Having seen two major Israeli military operations in Gaza in their short lives, many of the teenagers came to this boot camp, which is run by Hamas, the Islamic militant group that has led Gaza since 2007, to prepare for what they see as the inevitable next round.
“By then, I should be ready and know how to deal with the Israeli soldier’s gun when I pick it up from the ground,” said Mohammed Ghanem, 15. If the Israelis do not make another incursion into Gaza, he said, “we will go to fight them on the border.”
The six-day program, Futuwwa, enrolled about 13,000 boys at nearly a dozen sites across the Gaza Strip over the past week, with trainers from the Izzedine al-Qassam Brigades, the military wing of Hamas. It was the first time the program had taken place during a school break, and it grew out of an elective that has been offered in Gaza’s high schools since 2012 that consists mainly of lectures about weapons, street-fighting techniques, fitness and Israel’s recruitment of spies.
“We target the students to create future soldiers and leaders who can defend their cause and appreciate the value of resistance,” said a Qassam member who spoke on the condition that he be identified only as Abu Mahmoud.
He was supervising 200 students here at the Hattin training base of Qassam, on the site of the former Israeli settlement of Atzmona, which was evacuated along with Israel’s other Gaza settlements in 2005. He was proud that when Israeli warplanes bombed a nearby Islamic Jihad base last week, he scuttled his students to safety in one minute.
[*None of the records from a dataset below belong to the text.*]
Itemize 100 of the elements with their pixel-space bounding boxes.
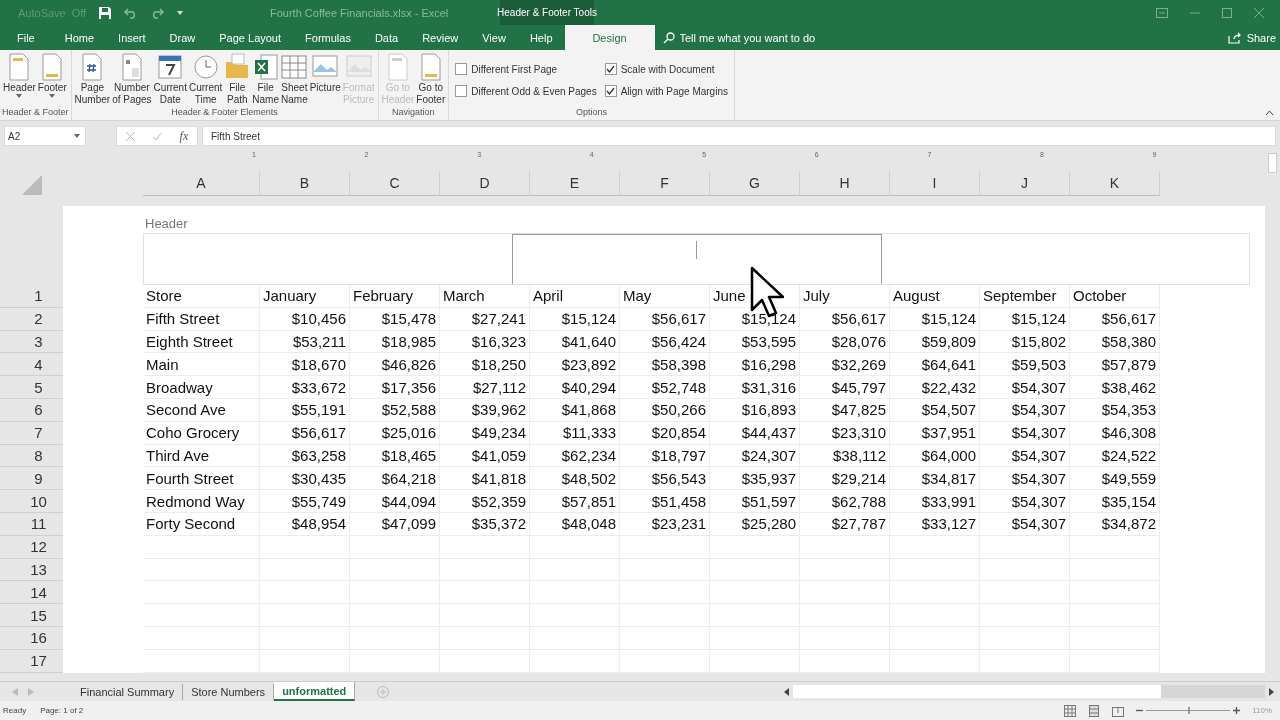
row-number[interactable]: 7 (0, 421, 63, 445)
ribbon-button[interactable]: Footer (36, 52, 68, 107)
row-number[interactable]: 13 (0, 558, 63, 582)
table-cell: $37,951 (890, 421, 980, 445)
caret-icon[interactable] (176, 9, 185, 16)
checkbox[interactable] (455, 63, 468, 75)
ribbon-button[interactable]: File Path (223, 52, 252, 107)
ribbon-button[interactable]: File Name (251, 52, 280, 107)
column-header[interactable]: K (1070, 171, 1160, 196)
formula-field[interactable]: Fifth Street (202, 126, 1276, 146)
table-cell: $54,307 (980, 444, 1070, 468)
ribbon-tab[interactable]: Help (517, 25, 565, 50)
tell-me-field[interactable]: Tell me what you want to do (677, 30, 882, 45)
table-cell: July (800, 285, 890, 308)
column-header[interactable]: D (440, 171, 530, 196)
ribbon-button[interactable]: Picture (308, 52, 342, 107)
name-box[interactable]: A2 (4, 126, 86, 146)
redo-icon[interactable] (150, 6, 165, 19)
checkbox[interactable] (455, 85, 468, 97)
zoom-slider-thumb[interactable] (1188, 707, 1191, 714)
page-break-view-icon[interactable] (1112, 704, 1125, 717)
row-number[interactable]: 6 (0, 399, 63, 422)
option-checkbox[interactable]: Scale with Document (604, 58, 728, 80)
ribbon-tab[interactable]: Formulas (293, 25, 363, 50)
table-cell: Coho Grocery (143, 421, 260, 445)
checkbox[interactable] (604, 85, 617, 97)
option-checkbox[interactable]: Align with Page Margins (604, 80, 728, 102)
column-header[interactable]: B (260, 171, 350, 196)
row-number[interactable]: 8 (0, 444, 63, 468)
zoom-out-icon[interactable] (1136, 707, 1144, 714)
row-number[interactable]: 5 (0, 376, 63, 399)
ribbon-tab[interactable]: Home (52, 25, 107, 50)
next-sheet-icon[interactable] (28, 687, 34, 696)
ribbon-tab[interactable]: Insert (106, 25, 158, 50)
sheet-tab[interactable]: Financial Summary (72, 683, 184, 700)
ribbon-button[interactable]: Current Date (152, 52, 188, 107)
column-header[interactable]: J (980, 171, 1070, 196)
ribbon-tab[interactable]: View (470, 25, 518, 50)
table-cell: $52,359 (440, 490, 530, 513)
ribbon-button[interactable]: Number of Pages (111, 52, 153, 107)
add-sheet-icon[interactable] (377, 685, 390, 698)
select-all-icon[interactable] (21, 174, 42, 195)
share-button[interactable]: Share (1221, 25, 1280, 50)
ribbon-tab[interactable]: Draw (157, 25, 208, 50)
row-number[interactable]: 16 (0, 626, 63, 650)
column-header[interactable]: G (710, 171, 800, 196)
column-header[interactable]: F (620, 171, 710, 196)
close-icon[interactable] (1254, 7, 1264, 18)
insert-function-button[interactable]: fx (179, 128, 189, 144)
column-header[interactable]: A (143, 171, 260, 196)
table-cell: $56,543 (620, 467, 710, 491)
group-label: Header & Footer Elements (170, 107, 279, 119)
column-header[interactable]: I (890, 171, 980, 196)
row-number[interactable]: 15 (0, 604, 63, 627)
table-cell: $29,214 (800, 467, 890, 491)
row-number[interactable]: 10 (0, 490, 63, 513)
row-number[interactable]: 1 (0, 285, 63, 308)
ribbon-button[interactable]: Sheet Name (280, 52, 309, 107)
page-layout-view-icon[interactable] (1088, 704, 1101, 717)
column-header[interactable]: C (350, 171, 440, 196)
table-cell: $49,559 (1070, 467, 1160, 491)
ribbon-tab[interactable]: Page Layout (207, 25, 294, 50)
row-number[interactable]: 4 (0, 353, 63, 377)
normal-view-icon[interactable] (1064, 704, 1077, 717)
zoom-in-icon[interactable] (1233, 707, 1241, 714)
ribbon-tab[interactable]: File (0, 25, 53, 50)
ribbon-button[interactable]: Go to Footer (415, 52, 447, 107)
option-checkbox[interactable]: Different First Page (455, 58, 597, 80)
table-cell: $46,826 (350, 353, 440, 377)
ribbon-display-icon[interactable] (1156, 7, 1168, 18)
save-icon[interactable] (98, 5, 113, 20)
column-header[interactable]: H (800, 171, 890, 196)
maximize-icon[interactable] (1222, 7, 1232, 18)
table-cell: $56,617 (800, 307, 890, 331)
ribbon-tab[interactable]: Review (410, 25, 471, 50)
row-number[interactable]: 12 (0, 535, 63, 559)
collapse-ribbon-icon[interactable] (1265, 110, 1274, 116)
ribbon-button[interactable]: Page Number (73, 52, 112, 107)
row-number[interactable]: 9 (0, 467, 63, 491)
option-checkbox[interactable]: Different Odd & Even Pages (455, 80, 597, 102)
row-number[interactable]: 2 (0, 307, 63, 331)
cancel-icon[interactable] (125, 131, 135, 141)
ribbon-tab[interactable]: Design (564, 25, 655, 50)
sheet-tab[interactable]: unformatted (274, 682, 356, 701)
scroll-right-icon[interactable] (1269, 687, 1274, 696)
table-cell: $16,298 (710, 353, 800, 377)
ribbon-button[interactable]: Current Time (187, 52, 224, 107)
row-number[interactable]: 11 (0, 512, 63, 536)
ribbon-tab[interactable]: Data (362, 25, 411, 50)
scroll-left-icon[interactable] (784, 687, 789, 696)
column-header[interactable]: E (530, 171, 620, 196)
row-number[interactable]: 3 (0, 330, 63, 354)
enter-icon[interactable] (152, 131, 163, 141)
ribbon-button[interactable]: Header (2, 52, 37, 107)
table-cell: $62,788 (800, 490, 890, 513)
checkbox[interactable] (604, 63, 617, 75)
table-cell: $35,154 (1070, 490, 1160, 513)
row-number[interactable]: 17 (0, 649, 63, 673)
row-number[interactable]: 14 (0, 581, 63, 605)
previous-sheet-icon[interactable] (12, 687, 18, 696)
The Futuwwa program, which was supported by the Hamas Education Ministry, followed other recent efforts by Hamas to inculcate Gaza’s youths with its militant ideology. Last year, for a required “national education” course in government schools, Hamas introduced its own textbooks that do not recognize modern Israel or mention the Oslo peace accords, which Israel signed with the Palestine Liberation Organization in the mid-1990s. Hamas lawmakers also voted to require gender-segregated schools and outlaw any educational cooperation with Israel.
Ismail Haniya, the Hamas prime minister of Gaza, told Futuwwa participants at a graduation ceremony on Tuesday in Gaza City that theirs was “the generation that will achieve the liberation and independence” of Palestine. Suggesting that the program would soon be provided for girls as well, Mr. Haniya predicted that Israel would face “a Palestinian generation that weakness knows no way into their hearts.”
One participant, Osama Shehada, 15, said he wanted to study physical engineering to learn how to make bombs and explosives to target Israel. He said he had come to the Futuwwa camp to learn more about Israel’s use of Palestinian collaborators.
“The Israeli occupation doesn’t stop recruiting spies,” said Osama, in camouflage trousers and a black T-shirt, with black war paint on his face. “For us, the spies are more dangerous than the warplane.”